Google+ has taken a different approach to promotions. The Google+ Pages Contest and Promotion Policies state, “You may not run contests, sweepstakes, offers, coupons or other such promotions…directly on your Google+ Page.” In other words, you can run a promotion on another site and include a link to it on your Google+ Page, but that’s about it.
Twitter has guidelines too, but most are designed to prevent spamming. For example, Twitter asks that companies discourage people from creating multiple accounts, and from posting the same tweet repeatedly. For example, a brand that awarded a user who tweeted the same message the most times would likely be in violation.
Violating platform guidelines can get you kicked off the platform, so make sure you know these rules.
4. Know the Risks
Most of the social media promotions recently gone wrong have not failed due to broken laws or platform rules. Rather, companies failed to account for risks inherent to the social media space. Social media is interactive, but remember that the more control you turn over to consumers, the less you’ll have.
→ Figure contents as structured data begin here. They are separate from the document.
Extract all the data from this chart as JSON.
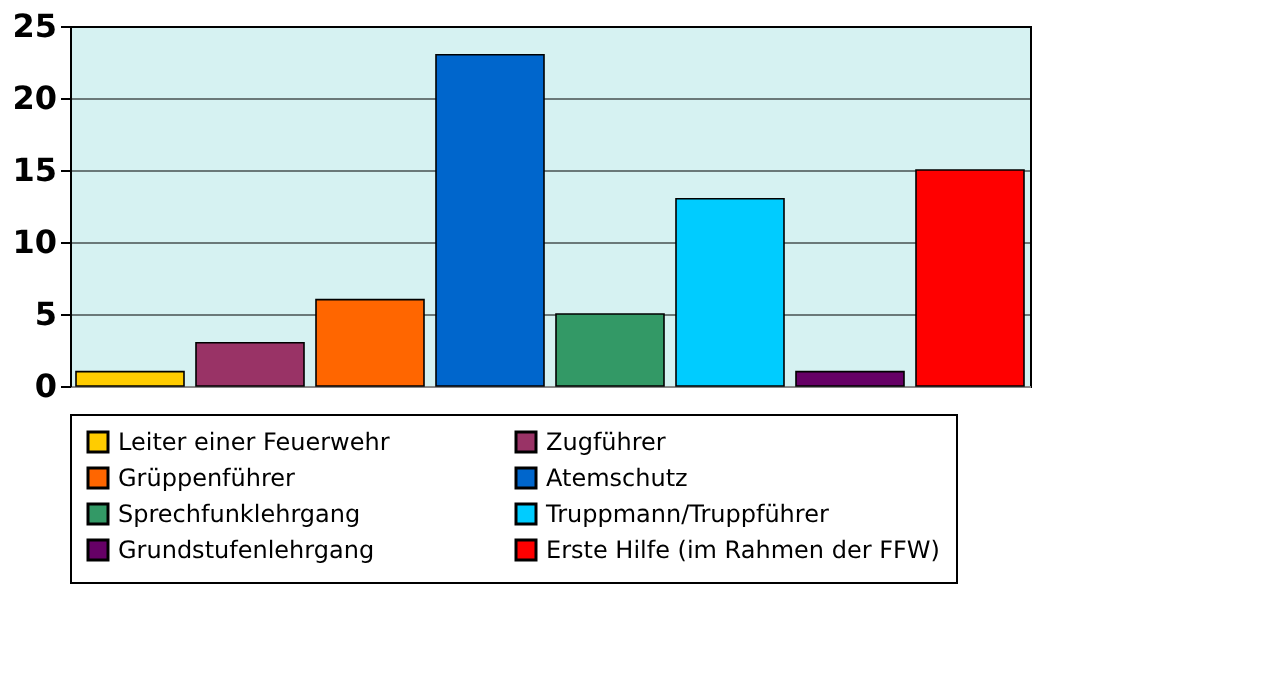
{
  "chart_data": {
    "type": "bar",
    "categories": [
      null
    ],
    "series": [
      {
        "name": "Leiter einer Feuerwehr",
        "color": "#ffcc00",
        "values": [
          1
        ]
      },
      {
        "name": "Zugführer",
        "color": "#993366",
        "values": [
          3
        ]
      },
      {
        "name": "Grüppenführer",
        "color": "#ff6600",
        "values": [
          6
        ]
      },
      {
        "name": "Atemschutz",
        "color": "#0066cc",
        "values": [
          23
        ]
      },
      {
        "name": "Sprechfunklehrgang",
        "color": "#339966",
        "values": [
          5
        ]
      },
      {
        "name": "Truppmann/Truppführer",
        "color": "#00ccff",
        "values": [
          13
        ]
      },
      {
        "name": "Grundstufenlehrgang",
        "color": "#660066",
        "values": [
          1
        ]
      },
      {
        "name": "Erste Hilfe (im Rahmen der FFW)",
        "color": "#ff0000",
        "values": [
          15
        ]
      }
    ],
    "ylim": [
      0,
      25
    ],
    "yticks": [
      0,
      5,
      10,
      15,
      20,
      25
    ],
    "grid": "y",
    "legend": "bottom"
  }
}
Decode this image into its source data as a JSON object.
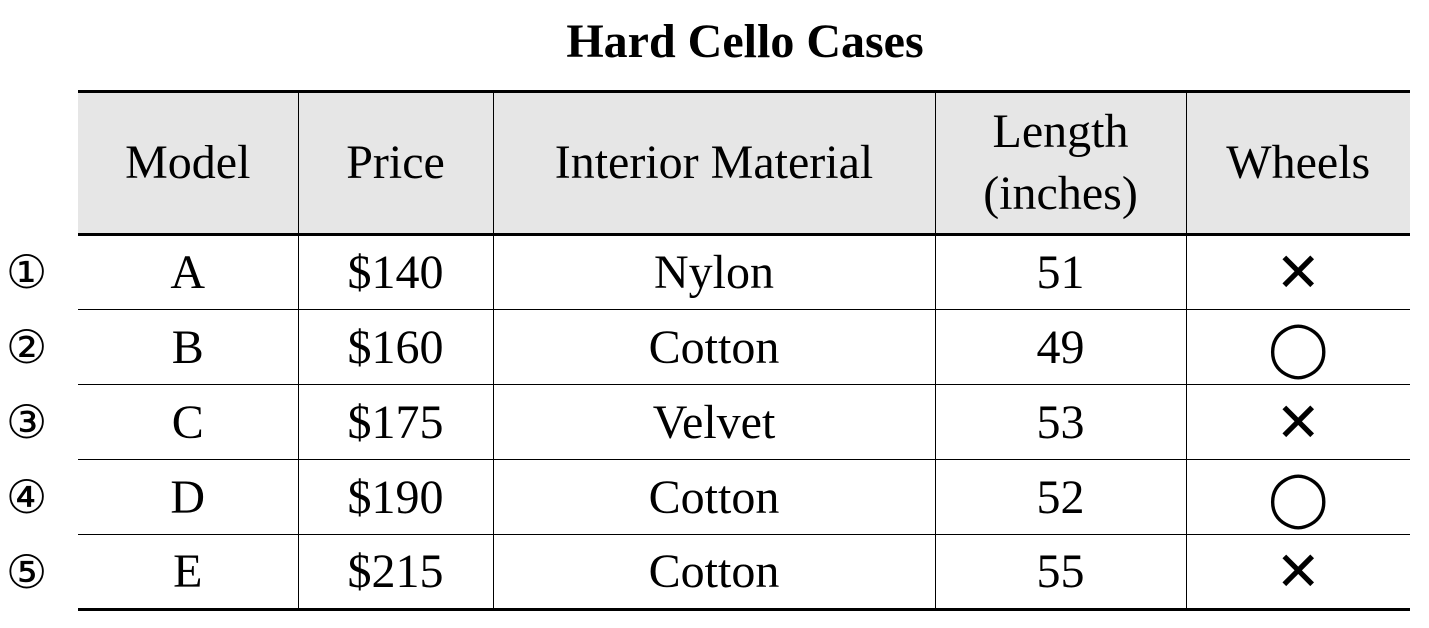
{
  "title": "Hard Cello Cases",
  "headers": [
    "Model",
    "Price",
    "Interior Material",
    "Length (inches)",
    "Wheels"
  ],
  "header_length_lines": [
    "Length",
    "(inches)"
  ],
  "options": [
    "①",
    "②",
    "③",
    "④",
    "⑤"
  ],
  "rows": [
    {
      "model": "A",
      "price": "$140",
      "material": "Nylon",
      "length": "51",
      "wheels": "✕"
    },
    {
      "model": "B",
      "price": "$160",
      "material": "Cotton",
      "length": "49",
      "wheels": "◯"
    },
    {
      "model": "C",
      "price": "$175",
      "material": "Velvet",
      "length": "53",
      "wheels": "✕"
    },
    {
      "model": "D",
      "price": "$190",
      "material": "Cotton",
      "length": "52",
      "wheels": "◯"
    },
    {
      "model": "E",
      "price": "$215",
      "material": "Cotton",
      "length": "55",
      "wheels": "✕"
    }
  ]
}
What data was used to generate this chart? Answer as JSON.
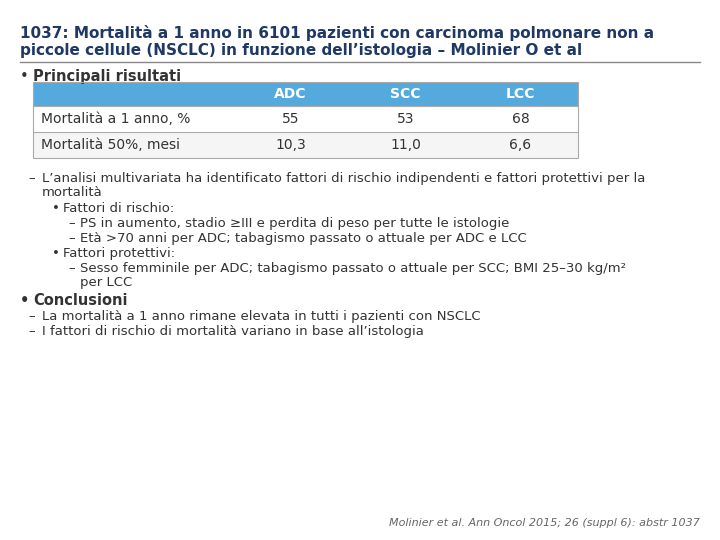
{
  "title_line1": "1037: Mortalità a 1 anno in 6101 pazienti con carcinoma polmonare non a",
  "title_line2": "piccole cellule (NSCLC) in funzione dell’istologia – Molinier O et al",
  "bg_color": "#ffffff",
  "title_color": "#1f3864",
  "table_header_bg": "#55aadd",
  "table_header_text": "#ffffff",
  "table_row1_bg": "#ffffff",
  "table_row2_bg": "#f5f5f5",
  "table_border_color": "#aaaaaa",
  "table_headers": [
    "",
    "ADC",
    "SCC",
    "LCC"
  ],
  "table_row1": [
    "Mortalità a 1 anno, %",
    "55",
    "53",
    "68"
  ],
  "table_row2": [
    "Mortalità 50%, mesi",
    "10,3",
    "11,0",
    "6,6"
  ],
  "bullet1": "Principali risultati",
  "dash1_line1": "L’analisi multivariata ha identificato fattori di rischio indipendenti e fattori protettivi per la",
  "dash1_line2": "mortalità",
  "sub_bullet1": "Fattori di rischio:",
  "sub_dash1": "PS in aumento, stadio ≥III e perdita di peso per tutte le istologie",
  "sub_dash2": "Età >70 anni per ADC; tabagismo passato o attuale per ADC e LCC",
  "sub_bullet2": "Fattori protettivi:",
  "sub_dash3_line1": "Sesso femminile per ADC; tabagismo passato o attuale per SCC; BMI 25–30 kg/m²",
  "sub_dash3_line2": "per LCC",
  "bullet2_bold": "Conclusioni",
  "conc_dash1": "La mortalità a 1 anno rimane elevata in tutti i pazienti con NSCLC",
  "conc_dash2": "I fattori di rischio di mortalità variano in base all’istologia",
  "footer": "Molinier et al. Ann Oncol 2015; 26 (suppl 6): abstr 1037",
  "text_color": "#333333",
  "footer_color": "#666666"
}
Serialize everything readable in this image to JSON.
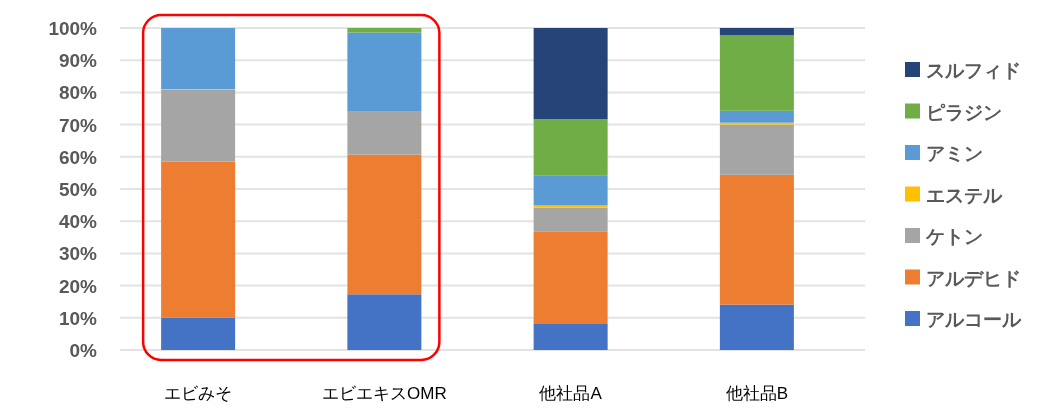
{
  "chart_data": {
    "type": "bar",
    "stacked": true,
    "categories": [
      "エビみそ",
      "エビエキスOMR",
      "他社品A",
      "他社品B"
    ],
    "series": [
      {
        "name": "アルコール",
        "color": "#4472c4",
        "values": [
          10,
          17.3,
          8.3,
          14.1
        ]
      },
      {
        "name": "アルデヒド",
        "color": "#ed7d31",
        "values": [
          48.5,
          43.4,
          28.4,
          40.3
        ]
      },
      {
        "name": "ケトン",
        "color": "#a5a5a5",
        "values": [
          22.3,
          13.3,
          7.5,
          15.6
        ]
      },
      {
        "name": "エステル",
        "color": "#ffc000",
        "values": [
          0.2,
          0,
          0.7,
          0.6
        ]
      },
      {
        "name": "アミン",
        "color": "#5b9bd5",
        "values": [
          19,
          24.6,
          9.2,
          3.7
        ]
      },
      {
        "name": "ピラジン",
        "color": "#70ad47",
        "values": [
          0,
          1.4,
          17.6,
          23.4
        ]
      },
      {
        "name": "スルフィド",
        "color": "#264478",
        "values": [
          0,
          0,
          28.3,
          2.3
        ]
      }
    ],
    "ylim": [
      0,
      100
    ],
    "yticks": [
      {
        "value": 0,
        "label": "0%"
      },
      {
        "value": 10,
        "label": "10%"
      },
      {
        "value": 20,
        "label": "20%"
      },
      {
        "value": 30,
        "label": "30%"
      },
      {
        "value": 40,
        "label": "40%"
      },
      {
        "value": 50,
        "label": "50%"
      },
      {
        "value": 60,
        "label": "60%"
      },
      {
        "value": 70,
        "label": "70%"
      },
      {
        "value": 80,
        "label": "80%"
      },
      {
        "value": 90,
        "label": "90%"
      },
      {
        "value": 100,
        "label": "100%"
      }
    ],
    "grid": "y",
    "legend": "right"
  }
}
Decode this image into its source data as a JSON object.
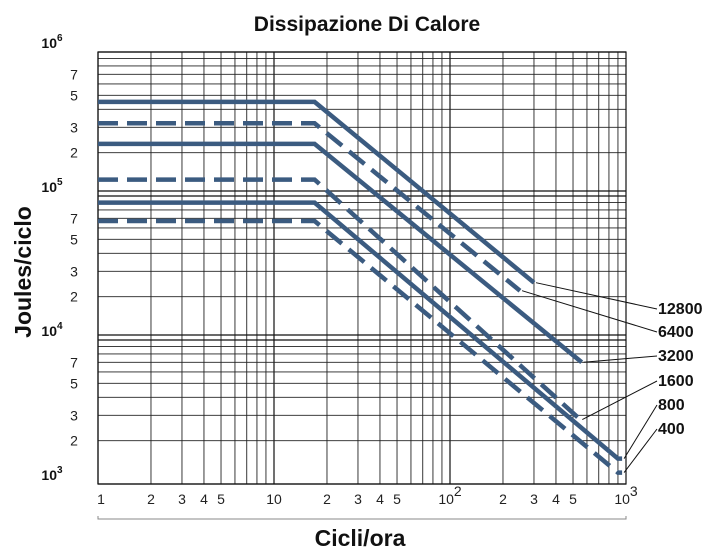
{
  "chart_data": {
    "type": "line",
    "title": "Dissipazione Di Calore",
    "xlabel": "Cicli/ora",
    "ylabel": "Joules/ciclo",
    "x_scale": "log",
    "y_scale": "log",
    "xlim": [
      1,
      1000
    ],
    "ylim": [
      1000,
      1000000
    ],
    "grid": true,
    "x_ticks": [
      {
        "value": 1,
        "label": "1",
        "sup": ""
      },
      {
        "value": 2,
        "label": "2",
        "sup": ""
      },
      {
        "value": 3,
        "label": "3",
        "sup": ""
      },
      {
        "value": 4,
        "label": "4",
        "sup": ""
      },
      {
        "value": 5,
        "label": "5",
        "sup": ""
      },
      {
        "value": 10,
        "label": "10",
        "sup": ""
      },
      {
        "value": 20,
        "label": "2",
        "sup": ""
      },
      {
        "value": 30,
        "label": "3",
        "sup": ""
      },
      {
        "value": 40,
        "label": "4",
        "sup": ""
      },
      {
        "value": 50,
        "label": "5",
        "sup": ""
      },
      {
        "value": 100,
        "label": "10",
        "sup": "2"
      },
      {
        "value": 200,
        "label": "2",
        "sup": ""
      },
      {
        "value": 300,
        "label": "3",
        "sup": ""
      },
      {
        "value": 400,
        "label": "4",
        "sup": ""
      },
      {
        "value": 500,
        "label": "5",
        "sup": ""
      },
      {
        "value": 1000,
        "label": "10",
        "sup": "3"
      }
    ],
    "y_ticks": [
      {
        "value": 1000,
        "label": "10",
        "sup": "3",
        "major": true
      },
      {
        "value": 2000,
        "label": "2",
        "sup": "",
        "major": false
      },
      {
        "value": 3000,
        "label": "3",
        "sup": "",
        "major": false
      },
      {
        "value": 5000,
        "label": "5",
        "sup": "",
        "major": false
      },
      {
        "value": 7000,
        "label": "7",
        "sup": "",
        "major": false
      },
      {
        "value": 10000,
        "label": "10",
        "sup": "4",
        "major": true
      },
      {
        "value": 20000,
        "label": "2",
        "sup": "",
        "major": false
      },
      {
        "value": 30000,
        "label": "3",
        "sup": "",
        "major": false
      },
      {
        "value": 50000,
        "label": "5",
        "sup": "",
        "major": false
      },
      {
        "value": 70000,
        "label": "7",
        "sup": "",
        "major": false
      },
      {
        "value": 100000,
        "label": "10",
        "sup": "5",
        "major": true
      },
      {
        "value": 200000,
        "label": "2",
        "sup": "",
        "major": false
      },
      {
        "value": 300000,
        "label": "3",
        "sup": "",
        "major": false
      },
      {
        "value": 500000,
        "label": "5",
        "sup": "",
        "major": false
      },
      {
        "value": 700000,
        "label": "7",
        "sup": "",
        "major": false
      },
      {
        "value": 1000000,
        "label": "10",
        "sup": "6",
        "major": true
      }
    ],
    "series": [
      {
        "name": "12800",
        "style": "solid",
        "points": [
          [
            1,
            450000
          ],
          [
            17,
            450000
          ],
          [
            300,
            25000
          ]
        ]
      },
      {
        "name": "6400",
        "style": "dashed",
        "points": [
          [
            1,
            320000
          ],
          [
            17,
            320000
          ],
          [
            250,
            22000
          ]
        ]
      },
      {
        "name": "3200",
        "style": "solid",
        "points": [
          [
            1,
            230000
          ],
          [
            17,
            230000
          ],
          [
            560,
            7000
          ]
        ]
      },
      {
        "name": "1600",
        "style": "dashed",
        "points": [
          [
            1,
            130000
          ],
          [
            17,
            130000
          ],
          [
            550,
            2800
          ]
        ]
      },
      {
        "name": "800",
        "style": "solid",
        "points": [
          [
            1,
            90000
          ],
          [
            17,
            90000
          ],
          [
            900,
            1500
          ],
          [
            950,
            1500
          ]
        ]
      },
      {
        "name": "400",
        "style": "dashed",
        "points": [
          [
            1,
            67000
          ],
          [
            17,
            67000
          ],
          [
            900,
            1200
          ],
          [
            950,
            1200
          ]
        ]
      }
    ],
    "colors": {
      "series": "#3b5b80"
    }
  }
}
Public voting produces some of the biggest problems. If you allow the public to determine a winner, you’ll almost certainly have to watch for cheating. In some cases, cheating can be so extensive that it will derail your promotion. Indeed, some companies have spent countless hours trying to plug holes, respond to complaints and regain control of their promotions. It’s fine to allow consumers some input, but don’t give them complete control.
Cheating isn’t the worst that can happen — lawsuits pose a big threat. For example, Quiznos ran a contest that asked people to create videos showing why their subs were better than Subway’s. Then Subway sued Quiznos over some of the entries. Be careful what you ask customers to submit; if you encourage them to provide problematic content, you may not be able to distance yourself from that content later on.
Before you launch a promotion, spend some time thinking about possible setbacks, and take steps to plug potential holes before consumers exploit them. A little work up front can save you a lot of time, aggravation and legal fees later.